Frise-se que, em sede de contestação a Fazenda Pública, vem trazer à colação um discurso fundamentador muito mais assertivo com fundamentação de direito. Porém, a fundamentação tem de ser contemporânea ao acto, não pode ser proferida a posteriori.
Ora, a insuficiente fundamentação equivale à falta de fundamentação.
Termos em que julgo verificada a falta de fundamentação, procedendo por aqui a impugnação.
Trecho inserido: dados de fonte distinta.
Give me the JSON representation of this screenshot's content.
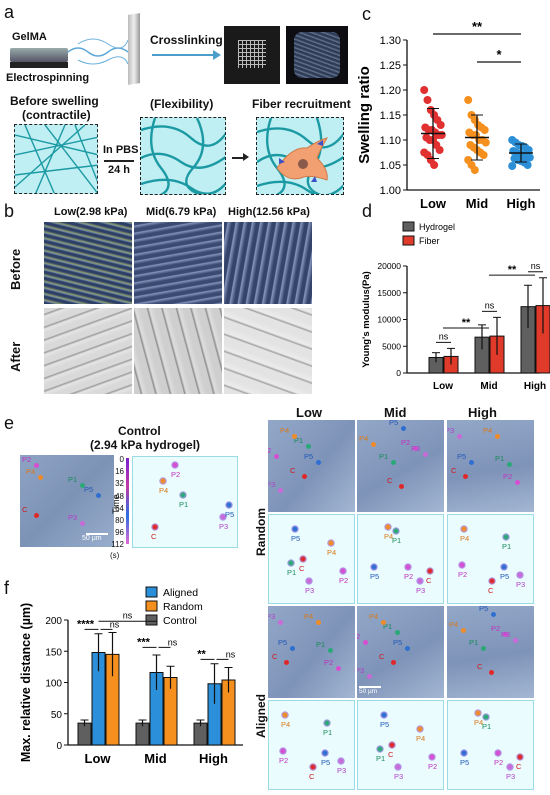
{
  "panels": {
    "a": "a",
    "b": "b",
    "c": "c",
    "d": "d",
    "e": "e",
    "f": "f"
  },
  "panel_a": {
    "gelma": "GelMA",
    "electrospinning": "Electrospinning",
    "crosslinking": "Crosslinking",
    "before_swelling": "Before swelling",
    "contractile": "(contractile)",
    "flexibility": "(Flexibility)",
    "fiber_recruitment": "Fiber recruitment",
    "in_pbs": "In PBS",
    "hours": "24 h"
  },
  "panel_b": {
    "columns": [
      "Low(2.98 kPa)",
      "Mid(6.79 kPa)",
      "High(12.56 kPa)"
    ],
    "rows": [
      "Before",
      "After"
    ]
  },
  "chart_data": [
    {
      "panel": "c",
      "type": "scatter",
      "categories": [
        "Low",
        "Mid",
        "High"
      ],
      "ylabel": "Swelling ratio",
      "ylim": [
        1.0,
        1.3
      ],
      "yticks": [
        "1.00",
        "1.05",
        "1.10",
        "1.15",
        "1.20",
        "1.25",
        "1.30"
      ],
      "colors": [
        "#e03030",
        "#f5901e",
        "#2a8fd6"
      ],
      "means": [
        1.113,
        1.105,
        1.074
      ],
      "sd": [
        0.05,
        0.045,
        0.018
      ],
      "points": [
        [
          1.2,
          1.18,
          1.16,
          1.15,
          1.14,
          1.13,
          1.125,
          1.12,
          1.12,
          1.115,
          1.11,
          1.11,
          1.105,
          1.1,
          1.1,
          1.09,
          1.08,
          1.075,
          1.07,
          1.06,
          1.05
        ],
        [
          1.18,
          1.15,
          1.14,
          1.13,
          1.125,
          1.12,
          1.115,
          1.11,
          1.11,
          1.1,
          1.1,
          1.095,
          1.09,
          1.085,
          1.08,
          1.075,
          1.07,
          1.06,
          1.05,
          1.04
        ],
        [
          1.1,
          1.095,
          1.09,
          1.088,
          1.085,
          1.08,
          1.078,
          1.075,
          1.073,
          1.07,
          1.068,
          1.065,
          1.063,
          1.06,
          1.058,
          1.055,
          1.05,
          1.048
        ]
      ],
      "sig": [
        {
          "from": 0,
          "to": 2,
          "label": "**"
        },
        {
          "from": 1,
          "to": 2,
          "label": "*"
        }
      ]
    },
    {
      "panel": "d",
      "type": "bar",
      "categories": [
        "Low",
        "Mid",
        "High"
      ],
      "ylabel": "Young's modulus(Pa)",
      "ylim": [
        0,
        20000
      ],
      "yticks": [
        "0",
        "5000",
        "10000",
        "15000",
        "20000"
      ],
      "series": [
        {
          "name": "Hydrogel",
          "values": [
            2900,
            6700,
            12400
          ],
          "err": [
            900,
            2300,
            4000
          ],
          "color": "#5f5f5f"
        },
        {
          "name": "Fiber",
          "values": [
            3100,
            6900,
            12600
          ],
          "err": [
            1500,
            3500,
            5200
          ],
          "color": "#e03a2a"
        }
      ],
      "sig": [
        "ns",
        "**",
        "ns",
        "ns",
        "**"
      ]
    },
    {
      "panel": "f",
      "type": "bar",
      "categories": [
        "Low",
        "Mid",
        "High"
      ],
      "ylabel": "Max. relative distance (µm)",
      "ylim": [
        0,
        200
      ],
      "yticks": [
        "0",
        "50",
        "100",
        "150",
        "200"
      ],
      "series": [
        {
          "name": "Aligned",
          "values": [
            148,
            116,
            98
          ],
          "err": [
            30,
            28,
            32
          ],
          "color": "#2b8fd9"
        },
        {
          "name": "Random",
          "values": [
            145,
            108,
            104
          ],
          "err": [
            35,
            18,
            20
          ],
          "color": "#f5901e"
        },
        {
          "name": "Control",
          "values": [
            35,
            35,
            35
          ],
          "err": [
            5,
            5,
            5
          ],
          "color": "#5f5f5f"
        }
      ],
      "sig": [
        "****",
        "ns",
        "***",
        "ns",
        "**",
        "ns",
        "ns"
      ]
    }
  ],
  "panel_e": {
    "control_title": "Control",
    "control_sub": "(2.94 kPa hydrogel)",
    "scale_50": "50 µm",
    "time_label": "Time",
    "time_unit": "(s)",
    "time_ticks": [
      "0",
      "16",
      "32",
      "48",
      "64",
      "80",
      "96",
      "112"
    ],
    "columns": [
      "Low",
      "Mid",
      "High"
    ],
    "rows": [
      "Random",
      "Aligned"
    ],
    "cell_labels": [
      "P1",
      "P2",
      "P3",
      "P4",
      "P5",
      "C"
    ]
  }
}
II - Neste âmbito, o thema decidendum, assenta em saber se houve falta de fundamentação e/ ou fundamentação a posteriori ou não, pois para o Tribunal a quo a Administração Tributária, doravante AT, não fundamentou de direito e, para a AT, o que está em causa não foi a liquidação adicional proveniente da correcção de IVA das correcções efectuadas no âmbito da inspecção tributária, doravante RIT, uma vez que esta foi anulada, mas sim as provenientes das declarações entregues pela impugnante relativa ao mesmo período, pelo que não existe fundamentação a posteriori nem falta de fundamentação.
III - A impugnante foi inspeccionada através das OI200601243 e OI200601244, acção externa, com inicio em 09/08/2006 e terminus em 22/09/2006, uma vez que foram detectadas várias declarações de IVA em falta, designadamente a do período 0306T.
IV - A impugnante e o TOC foram notificados para entregar as DP's de IVA bem como os livros de escrita e documentos contabilísticos.
V - Em 08/05/2003, a impugnante entregou a declaração periódica, doravante DP, de IVA, relativa ao período de 0303T, com o n.° .................. (declaração entregue dentro do prazo), tendo declarado no campo 24 o montante de € 17.174,17, constando do campo 93 o montante a pagar de € 1.634,87. (bold e sublinhado nosso) - vide fls. 73 do PAT
VI - Em 09/08/2006, data que coincide com o início do procedimento inspectivo, a impugnante entregou a DP de substituição de IVA, com o n.° .................., Modelo C, entrega fora de prazo, referente ao período 0303T, tendo declarado, no campo 24 o montante de € 52.555,25 e no campo 93 um montante a pagar de € 1.634,87. - (bold e sublinhado nosso) - vide fls. 74 do pat
VII - Em 18/08/2006, durante o decurso do procedimento inspectivo, a impugnante entregou nova DP de substituição, com o n.° ................... Modelo C, referente ao período 0303T, tendo declarado, no campo 24 o montante de € 17.174,17 e no campo 93 um montante a pagar de € 36.635,95. - (bold e sublinhado nosso) - vide fls. 75 do PAT
VIII - As DP's mencionadas nos pontos anteriores foram entregues na sequência das irregularidades detectadas no procedimento inspectivo e comunicadas à impugnante, que as regularizou voluntariamente.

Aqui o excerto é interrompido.